3. **Const folding through unpack**: Can the compiler constant-fold
   `unpack (pack(42, v)) as <N> x { N }` to `42`? This requires seeing
   through the pack/unpack pair.

4. **Auto-traits**: Should `SomeNat: Send` if `Modular<N>: Send` for all
   `N` in range? Almost certainly yes, but needs specification.

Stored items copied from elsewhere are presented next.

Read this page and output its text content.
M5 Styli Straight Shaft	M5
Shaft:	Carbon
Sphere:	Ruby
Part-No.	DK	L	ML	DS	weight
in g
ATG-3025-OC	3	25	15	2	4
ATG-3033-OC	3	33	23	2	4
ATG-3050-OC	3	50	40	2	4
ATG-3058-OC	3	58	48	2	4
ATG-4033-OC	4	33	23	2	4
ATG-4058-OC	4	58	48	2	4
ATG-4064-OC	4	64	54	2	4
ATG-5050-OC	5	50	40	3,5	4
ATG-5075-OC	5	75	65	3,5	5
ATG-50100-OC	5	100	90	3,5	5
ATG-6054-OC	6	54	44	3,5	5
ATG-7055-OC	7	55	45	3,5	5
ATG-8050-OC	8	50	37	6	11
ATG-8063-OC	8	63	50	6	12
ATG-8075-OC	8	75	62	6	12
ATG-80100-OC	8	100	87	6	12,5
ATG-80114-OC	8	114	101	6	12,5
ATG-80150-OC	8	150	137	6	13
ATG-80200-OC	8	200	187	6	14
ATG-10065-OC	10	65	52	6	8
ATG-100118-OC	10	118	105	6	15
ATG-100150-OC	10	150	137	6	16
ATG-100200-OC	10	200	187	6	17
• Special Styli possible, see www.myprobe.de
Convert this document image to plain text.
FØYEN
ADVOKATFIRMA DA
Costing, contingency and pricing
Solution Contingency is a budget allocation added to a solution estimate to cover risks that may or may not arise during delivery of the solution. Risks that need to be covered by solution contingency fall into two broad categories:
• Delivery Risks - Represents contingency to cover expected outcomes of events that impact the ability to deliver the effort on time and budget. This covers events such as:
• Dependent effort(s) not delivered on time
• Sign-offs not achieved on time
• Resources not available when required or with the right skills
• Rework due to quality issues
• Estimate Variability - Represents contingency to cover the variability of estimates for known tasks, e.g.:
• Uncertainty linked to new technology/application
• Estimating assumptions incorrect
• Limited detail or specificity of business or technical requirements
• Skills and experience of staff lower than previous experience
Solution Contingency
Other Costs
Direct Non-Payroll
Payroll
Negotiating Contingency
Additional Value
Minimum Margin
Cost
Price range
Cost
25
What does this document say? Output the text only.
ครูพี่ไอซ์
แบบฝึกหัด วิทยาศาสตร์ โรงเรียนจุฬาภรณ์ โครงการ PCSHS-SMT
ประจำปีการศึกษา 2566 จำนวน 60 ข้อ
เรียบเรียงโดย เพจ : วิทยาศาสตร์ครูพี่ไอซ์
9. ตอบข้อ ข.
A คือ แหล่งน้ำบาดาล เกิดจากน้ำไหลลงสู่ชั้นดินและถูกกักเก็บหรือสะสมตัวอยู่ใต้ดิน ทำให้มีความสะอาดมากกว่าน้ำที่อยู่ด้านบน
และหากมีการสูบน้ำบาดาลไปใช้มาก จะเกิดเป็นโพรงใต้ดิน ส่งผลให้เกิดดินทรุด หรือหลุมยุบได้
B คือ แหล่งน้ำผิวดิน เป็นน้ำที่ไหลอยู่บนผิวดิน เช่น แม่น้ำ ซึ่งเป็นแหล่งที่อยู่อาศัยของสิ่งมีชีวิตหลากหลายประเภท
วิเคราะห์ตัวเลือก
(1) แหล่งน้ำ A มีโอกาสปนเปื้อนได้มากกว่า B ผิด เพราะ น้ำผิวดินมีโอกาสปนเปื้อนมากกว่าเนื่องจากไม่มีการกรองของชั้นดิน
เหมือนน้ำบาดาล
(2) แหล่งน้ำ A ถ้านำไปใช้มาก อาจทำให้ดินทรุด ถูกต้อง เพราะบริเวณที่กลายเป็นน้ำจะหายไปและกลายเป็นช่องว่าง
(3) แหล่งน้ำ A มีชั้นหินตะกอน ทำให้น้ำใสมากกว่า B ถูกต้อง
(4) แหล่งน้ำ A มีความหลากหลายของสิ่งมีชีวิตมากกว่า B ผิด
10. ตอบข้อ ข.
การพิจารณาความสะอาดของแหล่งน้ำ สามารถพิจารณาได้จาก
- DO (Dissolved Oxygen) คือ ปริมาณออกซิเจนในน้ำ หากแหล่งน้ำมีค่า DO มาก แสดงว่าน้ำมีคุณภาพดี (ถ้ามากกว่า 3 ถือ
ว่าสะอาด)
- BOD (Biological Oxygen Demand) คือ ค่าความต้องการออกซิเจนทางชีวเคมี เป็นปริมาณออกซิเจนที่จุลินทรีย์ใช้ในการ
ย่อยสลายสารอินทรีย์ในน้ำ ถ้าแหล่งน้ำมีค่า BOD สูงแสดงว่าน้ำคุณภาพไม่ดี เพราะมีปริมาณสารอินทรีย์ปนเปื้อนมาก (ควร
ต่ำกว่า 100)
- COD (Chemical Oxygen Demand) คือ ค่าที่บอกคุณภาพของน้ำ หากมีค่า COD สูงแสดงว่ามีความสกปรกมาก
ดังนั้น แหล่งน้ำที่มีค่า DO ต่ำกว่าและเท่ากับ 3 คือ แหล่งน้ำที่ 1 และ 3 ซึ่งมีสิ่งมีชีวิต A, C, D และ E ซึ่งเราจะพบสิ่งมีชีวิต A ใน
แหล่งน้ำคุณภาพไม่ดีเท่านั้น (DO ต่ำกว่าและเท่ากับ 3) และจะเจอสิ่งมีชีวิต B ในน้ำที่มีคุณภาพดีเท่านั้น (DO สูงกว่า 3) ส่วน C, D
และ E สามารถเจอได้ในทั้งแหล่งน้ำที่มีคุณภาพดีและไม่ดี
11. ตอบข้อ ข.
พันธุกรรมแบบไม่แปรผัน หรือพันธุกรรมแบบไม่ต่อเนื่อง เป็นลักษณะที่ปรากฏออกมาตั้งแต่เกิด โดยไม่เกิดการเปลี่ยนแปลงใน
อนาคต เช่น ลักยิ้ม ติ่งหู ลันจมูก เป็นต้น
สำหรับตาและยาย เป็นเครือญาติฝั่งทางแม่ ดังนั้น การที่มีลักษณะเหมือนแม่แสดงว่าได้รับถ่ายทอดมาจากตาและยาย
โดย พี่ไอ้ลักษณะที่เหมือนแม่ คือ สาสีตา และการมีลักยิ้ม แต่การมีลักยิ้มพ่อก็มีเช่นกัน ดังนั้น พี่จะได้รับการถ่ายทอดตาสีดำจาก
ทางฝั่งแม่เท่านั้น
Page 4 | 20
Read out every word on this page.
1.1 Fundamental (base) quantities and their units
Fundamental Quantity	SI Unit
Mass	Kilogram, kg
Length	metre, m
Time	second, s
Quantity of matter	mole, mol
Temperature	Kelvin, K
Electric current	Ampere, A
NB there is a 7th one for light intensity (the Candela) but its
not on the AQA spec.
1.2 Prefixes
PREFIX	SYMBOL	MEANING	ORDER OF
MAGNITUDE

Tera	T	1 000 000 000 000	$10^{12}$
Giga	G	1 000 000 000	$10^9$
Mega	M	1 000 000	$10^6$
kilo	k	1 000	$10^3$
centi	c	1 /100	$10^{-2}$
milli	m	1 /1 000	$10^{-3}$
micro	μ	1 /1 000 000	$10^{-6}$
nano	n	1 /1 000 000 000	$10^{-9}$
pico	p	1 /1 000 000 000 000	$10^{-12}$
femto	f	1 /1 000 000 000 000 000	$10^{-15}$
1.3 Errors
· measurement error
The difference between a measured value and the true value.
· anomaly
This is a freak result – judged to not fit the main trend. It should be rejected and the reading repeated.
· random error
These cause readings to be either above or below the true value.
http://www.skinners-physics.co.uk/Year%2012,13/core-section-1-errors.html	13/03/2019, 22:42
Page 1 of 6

5. **Size optimization**: When `T<N>` is a ZST for all `N`, the existential
   should be `size_of::<u8>()` (just the tag). The compiler should detect
   this.

6. **Relationship to RFC 0001**: If `for<const N>` is adopted, `unpack`
   could desugar to a call with a `for<const N>` closure:
   ```rust
   unpack x as <const N> val { body }
   // desugars to:
   x.__unpack(|<const N>| val | { body })
   ```
   This makes RFC 0002 syntactic sugar over RFC 0001 + enum representation.

## Prior Art

- **Haskell `SomeNat`**: `data SomeNat = forall n. KnownNat n => SomeNat (Proxy n)`.
  Uses existential quantification with a typeclass constraint. No bound required
  because dictionaries are runtime. Our proposal adds the bound for
  monomorphization compatibility.

- **Haskell `Exists`**: The `exists` package provides `data Some f = forall a. Some (f a)`.
  Same pattern, generalized.

- **OCaml GADTs**: `type _ t = Int : int t | Bool : bool t`, existential types
  encoded as GADT constructors. Unpacked via pattern matching.

- **GHC Proposal #378 (Unsaturated type families)**: Related work on
  representing type-level computations as first-class values.

- **Kiselyov & Shan, "Functional Pearl: Implicit Configurations" (2004)**:
  The original paper on reification that motivates this entire design space.

- **Kmett's `reflection` library**: The Haskell implementation that `reify`
  and `reflect` in reify-reflect are based on.